The word in Greek for ‘unclean spirit’ literally means impure spirit. An impure spirit implies it is contrary to what is sacred. Jesus engages that unclean spirit and orders the spirit to be silent. That is the key for me, rendering silent whatever is the opposite of the sacred. We will not give our power or our attention to anything that keeps us away from God’s best for us.

Let’s play with that idea of our holding on to those impure spirits. The impure spirit doesn’t go away quickly even when we want to silence it and move on. The unclean spirit shows up in the newspaper, it gets talked about in conversations between family members, church folk, and throughout the community. It gets perpetuated by allowing the impure spirit to interrupt, to cast doubt and blame, and cause breaks in families and faith communities.

Jesus dealt with the man with the impure spirit when he silenced the storm within the man. Then, Jesus returned to his teaching. Teaching and healing were central to his ministry.

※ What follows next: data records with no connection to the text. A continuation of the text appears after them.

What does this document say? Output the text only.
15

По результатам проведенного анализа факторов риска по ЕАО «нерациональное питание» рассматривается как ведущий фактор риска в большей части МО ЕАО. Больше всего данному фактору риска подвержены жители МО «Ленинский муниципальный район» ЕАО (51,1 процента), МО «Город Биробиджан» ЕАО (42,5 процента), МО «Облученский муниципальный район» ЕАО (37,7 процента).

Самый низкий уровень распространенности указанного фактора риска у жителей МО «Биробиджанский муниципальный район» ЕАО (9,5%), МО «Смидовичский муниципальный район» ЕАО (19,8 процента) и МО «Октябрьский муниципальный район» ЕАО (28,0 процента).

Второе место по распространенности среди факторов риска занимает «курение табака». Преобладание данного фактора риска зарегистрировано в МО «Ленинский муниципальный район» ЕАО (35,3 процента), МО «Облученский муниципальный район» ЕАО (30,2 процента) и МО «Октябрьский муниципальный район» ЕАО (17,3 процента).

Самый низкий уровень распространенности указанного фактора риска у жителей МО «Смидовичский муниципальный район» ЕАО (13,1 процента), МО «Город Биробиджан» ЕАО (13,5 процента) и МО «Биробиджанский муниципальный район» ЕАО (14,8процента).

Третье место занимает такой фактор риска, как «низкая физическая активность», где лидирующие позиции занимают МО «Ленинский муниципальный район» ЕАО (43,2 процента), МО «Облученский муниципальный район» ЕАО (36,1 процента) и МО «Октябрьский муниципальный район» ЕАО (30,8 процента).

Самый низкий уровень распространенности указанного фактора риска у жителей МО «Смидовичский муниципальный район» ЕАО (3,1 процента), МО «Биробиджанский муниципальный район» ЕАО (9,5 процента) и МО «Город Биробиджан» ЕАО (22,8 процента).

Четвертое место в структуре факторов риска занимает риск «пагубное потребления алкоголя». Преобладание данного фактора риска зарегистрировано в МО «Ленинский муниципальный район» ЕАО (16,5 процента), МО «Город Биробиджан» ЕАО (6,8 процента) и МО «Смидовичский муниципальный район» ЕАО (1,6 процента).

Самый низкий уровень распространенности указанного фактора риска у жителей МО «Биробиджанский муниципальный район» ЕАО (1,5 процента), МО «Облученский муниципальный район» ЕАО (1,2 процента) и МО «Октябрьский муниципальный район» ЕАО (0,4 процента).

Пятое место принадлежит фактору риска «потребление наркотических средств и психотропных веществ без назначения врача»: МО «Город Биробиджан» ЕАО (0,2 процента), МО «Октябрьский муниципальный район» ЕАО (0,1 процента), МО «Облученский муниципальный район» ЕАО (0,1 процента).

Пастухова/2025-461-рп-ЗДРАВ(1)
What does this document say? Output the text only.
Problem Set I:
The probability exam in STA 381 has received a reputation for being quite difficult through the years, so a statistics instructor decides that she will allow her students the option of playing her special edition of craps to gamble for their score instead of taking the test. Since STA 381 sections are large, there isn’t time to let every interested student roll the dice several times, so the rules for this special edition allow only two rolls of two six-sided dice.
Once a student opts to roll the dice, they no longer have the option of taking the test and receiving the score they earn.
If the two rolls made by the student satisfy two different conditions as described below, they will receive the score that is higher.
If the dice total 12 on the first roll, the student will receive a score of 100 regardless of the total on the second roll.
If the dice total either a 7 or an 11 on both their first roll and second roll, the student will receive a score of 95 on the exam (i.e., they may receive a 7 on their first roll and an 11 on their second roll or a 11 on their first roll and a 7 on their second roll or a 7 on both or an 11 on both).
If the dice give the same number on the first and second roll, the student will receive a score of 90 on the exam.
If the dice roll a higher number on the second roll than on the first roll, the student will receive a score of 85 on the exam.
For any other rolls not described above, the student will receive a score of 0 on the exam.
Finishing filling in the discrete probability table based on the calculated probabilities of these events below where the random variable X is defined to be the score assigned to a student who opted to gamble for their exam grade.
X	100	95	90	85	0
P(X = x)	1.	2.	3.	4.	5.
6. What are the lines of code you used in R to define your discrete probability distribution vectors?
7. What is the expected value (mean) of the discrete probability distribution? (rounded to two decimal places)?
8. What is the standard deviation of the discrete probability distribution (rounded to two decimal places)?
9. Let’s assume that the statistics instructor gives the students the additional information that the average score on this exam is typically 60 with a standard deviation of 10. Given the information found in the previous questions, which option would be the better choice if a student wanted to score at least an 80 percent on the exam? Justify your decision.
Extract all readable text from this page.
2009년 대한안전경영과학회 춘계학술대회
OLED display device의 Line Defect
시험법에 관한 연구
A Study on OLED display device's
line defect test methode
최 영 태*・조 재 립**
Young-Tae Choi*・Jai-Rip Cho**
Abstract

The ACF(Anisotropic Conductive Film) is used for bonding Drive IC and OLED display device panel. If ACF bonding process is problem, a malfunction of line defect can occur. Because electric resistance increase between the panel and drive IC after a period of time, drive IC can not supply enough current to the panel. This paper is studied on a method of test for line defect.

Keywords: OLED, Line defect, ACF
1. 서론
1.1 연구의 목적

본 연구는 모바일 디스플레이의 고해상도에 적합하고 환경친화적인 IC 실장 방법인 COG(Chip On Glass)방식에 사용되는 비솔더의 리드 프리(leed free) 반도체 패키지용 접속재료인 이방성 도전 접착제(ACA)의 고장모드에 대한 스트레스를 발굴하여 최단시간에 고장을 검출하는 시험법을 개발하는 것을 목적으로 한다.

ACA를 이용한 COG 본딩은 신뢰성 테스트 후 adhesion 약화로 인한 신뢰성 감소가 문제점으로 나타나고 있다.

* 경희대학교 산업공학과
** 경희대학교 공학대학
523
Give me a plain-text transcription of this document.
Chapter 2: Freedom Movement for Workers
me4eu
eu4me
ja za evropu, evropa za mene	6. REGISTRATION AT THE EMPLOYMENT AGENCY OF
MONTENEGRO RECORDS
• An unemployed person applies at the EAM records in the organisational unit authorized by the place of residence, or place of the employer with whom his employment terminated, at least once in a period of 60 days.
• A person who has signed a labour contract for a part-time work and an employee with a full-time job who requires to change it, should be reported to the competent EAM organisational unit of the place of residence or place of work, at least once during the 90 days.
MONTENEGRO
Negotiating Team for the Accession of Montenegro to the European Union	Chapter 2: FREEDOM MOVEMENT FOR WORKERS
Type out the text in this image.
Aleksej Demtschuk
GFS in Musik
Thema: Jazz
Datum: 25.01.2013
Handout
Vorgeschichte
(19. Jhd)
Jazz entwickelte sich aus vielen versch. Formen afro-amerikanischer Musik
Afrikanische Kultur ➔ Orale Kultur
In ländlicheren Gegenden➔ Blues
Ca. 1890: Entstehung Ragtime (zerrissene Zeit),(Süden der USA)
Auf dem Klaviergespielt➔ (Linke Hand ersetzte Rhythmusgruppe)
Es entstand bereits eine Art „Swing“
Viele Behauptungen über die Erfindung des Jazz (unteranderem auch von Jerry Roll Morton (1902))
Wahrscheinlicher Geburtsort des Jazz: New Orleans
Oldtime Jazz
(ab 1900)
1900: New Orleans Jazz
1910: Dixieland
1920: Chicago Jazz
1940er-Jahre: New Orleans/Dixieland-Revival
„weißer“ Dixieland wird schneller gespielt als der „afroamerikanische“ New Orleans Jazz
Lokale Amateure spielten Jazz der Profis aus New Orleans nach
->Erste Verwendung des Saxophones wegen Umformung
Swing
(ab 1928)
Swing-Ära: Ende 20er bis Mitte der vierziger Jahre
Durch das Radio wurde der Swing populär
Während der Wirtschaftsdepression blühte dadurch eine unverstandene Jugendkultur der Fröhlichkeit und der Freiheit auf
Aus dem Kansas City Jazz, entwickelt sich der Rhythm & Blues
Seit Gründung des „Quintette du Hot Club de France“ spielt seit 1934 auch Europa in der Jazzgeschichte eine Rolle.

The crowd moved on from the interruption and were, again, amazed at Jesus’ teaching because he taught with authority. These interruptions, instead of pulling us away from God, are an opportunity to return to God’s presence.

In Psalm 111,we see a larger world that opens us to something greater and better as we become mindful of a God who made a covenant with us and has kept that covenant. This psalmist introduces God’s presence and action in the world, in individuals, and in communities. This scripture from Psalms is about the reasons and the ways that God is being praised for his wonderful deeds; for the ways he is taking care of us, and the faithfulness of God over the generations.

The Lord causes his wonders to be remembered. He is kind and tender… He is faithful and right in everything he does. All his rules can be trusted.

At the end of the verses we read is, perhaps, the most well-known verse: “The fear of the Lord is the beginning of wisdom.”

Fear is not fright in this context; fear is awe and reverence. It is that sense of reverence for what God is doing. Those who are in awe of God live in a larger world and allow themselves to be open to something greater, something better. God has made promises to us and continues to keep those promises. How are we known in the community in ways that reflect our awe and reverence of God?

There are seldom immediate answers, there are rarely quick fixes, there is not a 1-2-3 solution that will clear away the mystery and unrest we face. These require continuing open conversations.

In those conversations, we also have an opportunity to be silent and listen. In the conversation at St Andrews last Sunday, people were intentional about offering questions, expressing their confusion, and offering hope that God was at work in some way. I am often with people whose conversations are stuck because there is so much turmoil in their lives and hearts. We all face struggle, we doubt, and we are reluctant to be silent and listen.

In the midst of all these conversations, I keep hearing Jesus’ words to the unclean spirit, the impure spirit, “be silent.” There is a call and a challenge and an opportunity …in the face of either what we do not understand or what comes at us that seems the opposite of God’s best is an opportunity to be silent and listen.

At the end of Psalm 111 we hear, “the fear of the Lord is the beginning of wisdom.” We are invited into a sense of awe and wonder, when we can be silent, embrace the unknown,and understand that God is with us. I don’t know exactly what that means except that we are okay, and we will be okay.